These are few paragraphs of my grandfather’s diary, Luigi Piga, who has been captured, deported and detained for two years in the POW camp Stalag IV B in Mühlberg (Germany). I would like to emphasise how much the actions of the English captain and doctor who visited him several times during his internment made his salvation, because he could rest in the infirmary for few days, even though his food ration was halved, instead of working in the Piesteritz industrial facility. He weighed less than 35 kilograms.
There’s another episode he mentions in his memoirs in which the doctor saves his life again, giving him other days’ rest. His professionality and humanity saved Luigi. I don’t know the captain’s name, who he was and if he survived, but, one day, I wish I’ll have the chance to thank at least his family. Because of him, my grandfather survived, and I can be here to tell you his story. On the right: photo of his memoirs.
For more information regaring IMI (Italian Military Internees) you can check the Website Museo Vite di IMI, many documents and videos are in Italian only, but they have an English section too.
The story of IMI in Italy and abroad is not fully documented yet. For this reason it is vital to collect and study their experience, checking them with the historical events of the War World II and trying to understand the tremendous choice these soldiers made on the Armistice day, when they refused to collaborate with the nazist, who captured and deported them to various concentration camps all over the occupied territories of the Third Reich.
All my strength was gone. I could no longer put on my shirt, but I still had to show up at work, so it was my comrades who dressed me every morning. One day we were ordered to transport iron beams; they were so heavy that we needed four men for each one of them. Most of us were more dead than alive. I really was at the end of my rope. Thank God, two of the Italians in our group still had some strength and, occasionally, they managed to steal something to eat: they gave it to us.

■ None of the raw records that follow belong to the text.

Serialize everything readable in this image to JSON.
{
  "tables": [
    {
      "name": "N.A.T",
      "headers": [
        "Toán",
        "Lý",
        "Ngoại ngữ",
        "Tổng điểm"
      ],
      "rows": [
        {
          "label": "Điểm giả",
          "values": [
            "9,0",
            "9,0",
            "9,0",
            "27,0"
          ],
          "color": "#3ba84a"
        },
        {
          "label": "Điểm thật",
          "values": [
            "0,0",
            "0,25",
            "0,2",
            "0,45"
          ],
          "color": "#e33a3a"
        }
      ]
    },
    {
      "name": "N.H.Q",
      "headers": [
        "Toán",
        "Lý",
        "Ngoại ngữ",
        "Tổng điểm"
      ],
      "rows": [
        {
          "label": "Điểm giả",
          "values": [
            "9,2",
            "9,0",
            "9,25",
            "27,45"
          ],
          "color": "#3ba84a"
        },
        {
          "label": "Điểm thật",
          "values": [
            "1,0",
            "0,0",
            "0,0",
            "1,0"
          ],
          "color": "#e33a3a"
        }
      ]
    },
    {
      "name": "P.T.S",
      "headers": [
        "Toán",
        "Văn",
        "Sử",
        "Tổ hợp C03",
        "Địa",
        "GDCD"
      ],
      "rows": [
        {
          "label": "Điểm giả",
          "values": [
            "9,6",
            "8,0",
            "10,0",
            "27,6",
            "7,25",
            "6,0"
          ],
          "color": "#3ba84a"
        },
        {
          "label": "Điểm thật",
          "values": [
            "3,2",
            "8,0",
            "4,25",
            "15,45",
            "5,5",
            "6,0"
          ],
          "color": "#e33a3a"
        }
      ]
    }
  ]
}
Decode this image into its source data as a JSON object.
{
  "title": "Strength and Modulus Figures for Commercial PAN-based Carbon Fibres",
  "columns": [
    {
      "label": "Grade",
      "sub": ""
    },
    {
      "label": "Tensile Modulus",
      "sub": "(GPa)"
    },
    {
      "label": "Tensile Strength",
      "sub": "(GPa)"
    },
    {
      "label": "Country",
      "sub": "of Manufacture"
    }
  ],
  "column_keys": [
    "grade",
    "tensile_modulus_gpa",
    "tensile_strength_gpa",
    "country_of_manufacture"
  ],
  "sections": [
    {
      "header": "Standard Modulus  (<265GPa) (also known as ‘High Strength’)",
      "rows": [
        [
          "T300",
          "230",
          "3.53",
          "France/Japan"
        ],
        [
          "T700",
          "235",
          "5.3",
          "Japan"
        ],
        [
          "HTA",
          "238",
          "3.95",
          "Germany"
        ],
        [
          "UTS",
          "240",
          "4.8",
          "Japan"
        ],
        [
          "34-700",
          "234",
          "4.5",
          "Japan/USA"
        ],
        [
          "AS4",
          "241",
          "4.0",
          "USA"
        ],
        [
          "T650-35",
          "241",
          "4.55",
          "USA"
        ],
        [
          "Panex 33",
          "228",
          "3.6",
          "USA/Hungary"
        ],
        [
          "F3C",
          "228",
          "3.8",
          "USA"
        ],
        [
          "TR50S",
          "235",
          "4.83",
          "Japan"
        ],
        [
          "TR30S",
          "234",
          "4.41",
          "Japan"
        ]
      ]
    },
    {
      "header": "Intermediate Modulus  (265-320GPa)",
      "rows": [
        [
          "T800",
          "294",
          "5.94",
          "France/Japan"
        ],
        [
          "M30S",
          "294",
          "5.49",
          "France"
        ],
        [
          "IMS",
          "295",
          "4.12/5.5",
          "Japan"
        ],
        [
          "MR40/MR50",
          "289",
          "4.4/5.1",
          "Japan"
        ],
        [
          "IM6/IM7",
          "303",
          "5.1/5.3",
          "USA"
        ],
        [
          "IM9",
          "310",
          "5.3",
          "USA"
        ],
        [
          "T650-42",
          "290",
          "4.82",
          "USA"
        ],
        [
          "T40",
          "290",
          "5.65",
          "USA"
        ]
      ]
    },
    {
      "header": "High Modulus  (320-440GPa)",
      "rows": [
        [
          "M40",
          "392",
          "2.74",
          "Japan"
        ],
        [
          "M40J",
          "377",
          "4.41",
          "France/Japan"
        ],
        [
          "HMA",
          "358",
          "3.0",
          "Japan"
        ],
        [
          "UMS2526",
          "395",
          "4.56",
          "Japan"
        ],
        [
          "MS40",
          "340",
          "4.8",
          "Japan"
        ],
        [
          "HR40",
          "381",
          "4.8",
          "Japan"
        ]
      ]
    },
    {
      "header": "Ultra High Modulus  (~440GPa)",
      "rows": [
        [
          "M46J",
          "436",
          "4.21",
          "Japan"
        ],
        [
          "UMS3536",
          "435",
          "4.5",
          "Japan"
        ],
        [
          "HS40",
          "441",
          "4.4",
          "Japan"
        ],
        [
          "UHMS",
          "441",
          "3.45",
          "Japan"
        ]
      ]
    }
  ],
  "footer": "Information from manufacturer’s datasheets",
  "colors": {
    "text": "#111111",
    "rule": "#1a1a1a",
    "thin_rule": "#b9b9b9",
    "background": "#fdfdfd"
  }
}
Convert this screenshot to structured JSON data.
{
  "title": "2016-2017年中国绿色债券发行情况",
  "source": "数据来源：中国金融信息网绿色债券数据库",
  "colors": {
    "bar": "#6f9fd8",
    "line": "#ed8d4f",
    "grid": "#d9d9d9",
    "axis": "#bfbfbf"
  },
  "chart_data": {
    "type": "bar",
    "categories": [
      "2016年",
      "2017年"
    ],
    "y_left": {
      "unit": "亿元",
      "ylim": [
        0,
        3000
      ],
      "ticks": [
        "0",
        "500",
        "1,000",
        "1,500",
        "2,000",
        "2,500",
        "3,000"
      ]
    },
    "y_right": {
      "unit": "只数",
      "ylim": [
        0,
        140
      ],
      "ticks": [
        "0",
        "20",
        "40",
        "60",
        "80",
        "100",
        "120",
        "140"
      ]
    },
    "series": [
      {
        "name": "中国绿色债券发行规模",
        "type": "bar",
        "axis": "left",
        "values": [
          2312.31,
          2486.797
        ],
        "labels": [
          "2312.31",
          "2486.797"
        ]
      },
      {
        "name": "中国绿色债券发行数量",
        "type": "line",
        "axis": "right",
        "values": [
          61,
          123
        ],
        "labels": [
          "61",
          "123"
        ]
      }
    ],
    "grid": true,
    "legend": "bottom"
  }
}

The two of them realised that I could no longer walk and cried out for assistance.
The head of the department arrived shortly afterwards. He made an immediate phone call, but I don’t think he understood what my two comrades told him. Because a guard arrived armed with an iron bar and, without listening to any reason, he started beating an Italian, then another, until he reached me. He left us suffering on the ground, more dead than alive.
For more than a month, my shoulders and head were black due to the heavy beatings. I couldn’t ask for a medical examination because it would have only made the situation worse. All this happened in the first days of February 1944. One day, we managed to steal some turnips and, although they were frozen, we ate them. We were so hungry that we didn’t care. But unfortunately, I got a stomach ache and for ten days I got sick.
No one cared about me, not even when I asked them to help me get a medical examination. I still had to show up for work. One morning, on my way to work, I met another Italian soldier smoking a cigarette made from strong Italian shreds. He did not deny me a puff, but as soon as I had finished inhaling, I fell to the ground. I was too weak.
Only then, they decided that I could have a medical examination. Although my physical condition was obvious, they threatened me. They made me understand that if the doctor had not recognised my condition, I would have been in big trouble when I got back to camp.
You can imagine how I felt as I made my way to the infirmary.
It was snowing that day and a half a metre of snow covered the road. I had a little cart with me, which I had to pull, and five kilometres to walk.
When I arrived, I fell on the ground.
In the infirmary, there were more than a hundred prisoners of all races and colours. But we were all in the same condition.
When my turn came, I entered the visiting room, where I met the English captain, the doctor, who had visited me sometime before. This time he spoke to me in Italian, made me undress and asked me about my condition.
I answered him with a few words, telling him that it would have been enough to look at me to make a diagnosis. Indeed, he immediately made me get dressed.
My body was just skin and bones. When the English doctor made me get on the scales, the needle didn’t go beyond 35 kilograms.
Next to me was an interpreter from another camp, and as I didn’t know the results of the examination yet, I asked him if he could sneak a peek at the register. He was kind, and when the guards loosened their surveillance, he was able to take a look. He whispered that the English doctor gave me seven days’ rest.
My breathing became regular again. I kept thinking about what would have happened if the outcome had been different, about my return to camp and all the beatings I would have taken.